Parti Meclisi üyeleri ve milletvekillerinin görüşlerini derleyen CHP lideri, Temmuz (bu ayın) sonunda ise 11’i büyükşehir, 10’u il olmak üzere toplam 252 belediye başkanını kampa alacak. Kampta, CHP'li bütün belediyelerin, kurulma aşamasında olan ve yönetiminde Murat Karayalçın ile İlhan Tekeli gibi isimlerin yer alacağı Yerel Yönetimler Koordinasyon Merkezi’yle uyum içinde çalışmasına yönelik bilgilendirme ve sunumlar yapılacak. Belediyelerin bu adımları ise kamp sonrası düzenlenecek bir çalıştay ile olgunlaştıracak. Yerel Yönetimler Çalıştayı’nda açıklanacak sonuç bildirgesiyle de vatandaşa yönelik atılacak adımlarla ilgili taahhütlerde bulunulacak.
Cumhuriyet Halk Partisi (CHP), partinin programını yenileme kararı da almıştı. Bu kapsamda, koordinasyon çalışmaları için CHP Genel Başkan Yardımcısı, siyaset bilimci Fethi Açıkel görevlendirildi. Programda, otoriterlikten çıkış ve tek adam rejiminin Türkiye’ye yansımaları ayrıntılı olarak işlenecek. Ayrıca, Avrupa başta olmak üzere tüm merkez sol ve sosyalist partilerin programları incelenerek rapor halinde partililere sunulacak. Hazırlanacak, ’21’inci Yüzyıl Türkiye’sine uygun ve Cumhuriyetçi Program’, 2020 yılı Şubat ayında yapılması planlanan Büyük Kurultay’da son şeklini alacak
***
Bu siyasi tartışmalar ve gelişmeler yasal düzenlemelere de yansıyor. Süresi geçen 11. Beş Yıllık Kalkınma Planı'nın gecikmeli olarak TBMM’ye getirilmesi birinci tartışma konusu. Sporda şiddet yasa önerisi ile yazılı basına verilen bazı resmi ilanların kaldırılması girişiminin de tartışma yaratması bekleniyor.

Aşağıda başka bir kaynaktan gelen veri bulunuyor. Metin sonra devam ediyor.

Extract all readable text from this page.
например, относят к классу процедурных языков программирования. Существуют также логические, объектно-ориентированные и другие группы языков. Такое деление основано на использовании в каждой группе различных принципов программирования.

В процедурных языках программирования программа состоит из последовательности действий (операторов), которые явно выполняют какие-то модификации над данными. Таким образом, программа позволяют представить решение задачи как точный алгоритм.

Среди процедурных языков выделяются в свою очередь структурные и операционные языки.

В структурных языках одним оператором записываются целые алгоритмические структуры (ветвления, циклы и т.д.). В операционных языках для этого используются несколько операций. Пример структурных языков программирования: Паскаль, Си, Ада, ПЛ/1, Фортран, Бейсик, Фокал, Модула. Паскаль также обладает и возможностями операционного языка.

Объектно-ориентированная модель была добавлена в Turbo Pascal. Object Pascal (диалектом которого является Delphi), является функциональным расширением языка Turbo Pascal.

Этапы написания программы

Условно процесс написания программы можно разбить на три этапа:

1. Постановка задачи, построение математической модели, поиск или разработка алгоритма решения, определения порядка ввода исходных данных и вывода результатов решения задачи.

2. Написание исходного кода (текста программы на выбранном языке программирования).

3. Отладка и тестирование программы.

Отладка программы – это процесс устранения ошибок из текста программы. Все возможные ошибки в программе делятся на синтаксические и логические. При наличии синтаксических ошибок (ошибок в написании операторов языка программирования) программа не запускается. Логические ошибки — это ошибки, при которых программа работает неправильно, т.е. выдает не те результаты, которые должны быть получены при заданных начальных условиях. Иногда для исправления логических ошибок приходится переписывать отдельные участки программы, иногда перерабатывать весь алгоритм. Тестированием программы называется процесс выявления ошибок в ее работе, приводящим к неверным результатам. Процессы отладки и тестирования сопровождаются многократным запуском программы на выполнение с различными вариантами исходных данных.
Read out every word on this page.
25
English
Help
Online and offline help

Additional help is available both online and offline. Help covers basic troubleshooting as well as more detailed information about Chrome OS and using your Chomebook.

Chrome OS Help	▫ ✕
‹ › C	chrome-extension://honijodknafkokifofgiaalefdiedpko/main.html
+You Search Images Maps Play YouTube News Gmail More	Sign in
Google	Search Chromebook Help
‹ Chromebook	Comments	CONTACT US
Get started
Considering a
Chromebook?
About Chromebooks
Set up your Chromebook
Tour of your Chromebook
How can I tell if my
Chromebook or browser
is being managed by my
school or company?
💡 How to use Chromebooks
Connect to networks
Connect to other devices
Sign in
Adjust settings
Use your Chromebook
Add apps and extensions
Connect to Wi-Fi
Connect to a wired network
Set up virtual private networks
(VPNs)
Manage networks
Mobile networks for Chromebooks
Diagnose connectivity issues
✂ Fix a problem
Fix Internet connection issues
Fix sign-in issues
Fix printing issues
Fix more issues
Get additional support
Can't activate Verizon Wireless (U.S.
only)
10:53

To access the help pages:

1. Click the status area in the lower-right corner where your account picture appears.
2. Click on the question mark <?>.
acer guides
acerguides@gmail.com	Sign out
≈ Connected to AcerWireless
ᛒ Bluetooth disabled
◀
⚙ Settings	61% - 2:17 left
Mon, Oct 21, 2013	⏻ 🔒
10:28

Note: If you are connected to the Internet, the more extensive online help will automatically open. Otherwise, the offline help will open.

Meclis Adalet Komisyonu’da kabul edilen, sporda şiddetin önlenmesine ilişkin teklif yasalaşırsa, taraftar elektronik bilet almak için pasaport türü bir tür biyometrik uygulamaya tabi tutulacak. Bu yöntem ile taraftarlar parmak izi, avuç izi, retina, ses tanımlama, yüz tarama ve hatta DNA aracılığıyla takip edilebilecek. Beşiktaş, Galatasaray ve Fenerbahçe takımlarının taraftar grupları, 'Terörist değil taraftarız' diyerek söz konusu düzenlemeye karşı çıkıyor.
***
Adalet Bakanlığı'nın hazırladığı Yargı Reformu Strateji Belgesinde, gazeteleri de çok yakından ilgilendiren bir madde yer alıyor. Düzenlemeye göre, yazılı basını ayakta tutan en önemli gelir olan resmi ilan statüsündeki icra ilanlarının, yaygın/yerel gazetelerde yayınlanma zorunluluğu kalkacak. Böylece, kağıt ve döviz kurundaki artış nedeniyle zor günler geçiren yazılı basın şimdi de, en önemli gelir kaynağı olan resmi ilanlarda kesinti riskiyle karşı karşıya kalacak. Konuyla ilgili olarak Aydınlık'a konuşan Basın İlan Kurumu (BİK) Genel Kurul üyeleri, gazete temsilcileri ve meslek örgütü yöneticileri, ‘bu madde dışarıdan beslenen, başka amaçlara hizmet eden basının önünü açar. Kağıt fiyatlarındaki artış nedeniyle zorlanan gazeteler bir de ilan gelirlerinden olursa, ayakta kalan gazeteler de batacak, meydan yabancılara kalacak’ diyor.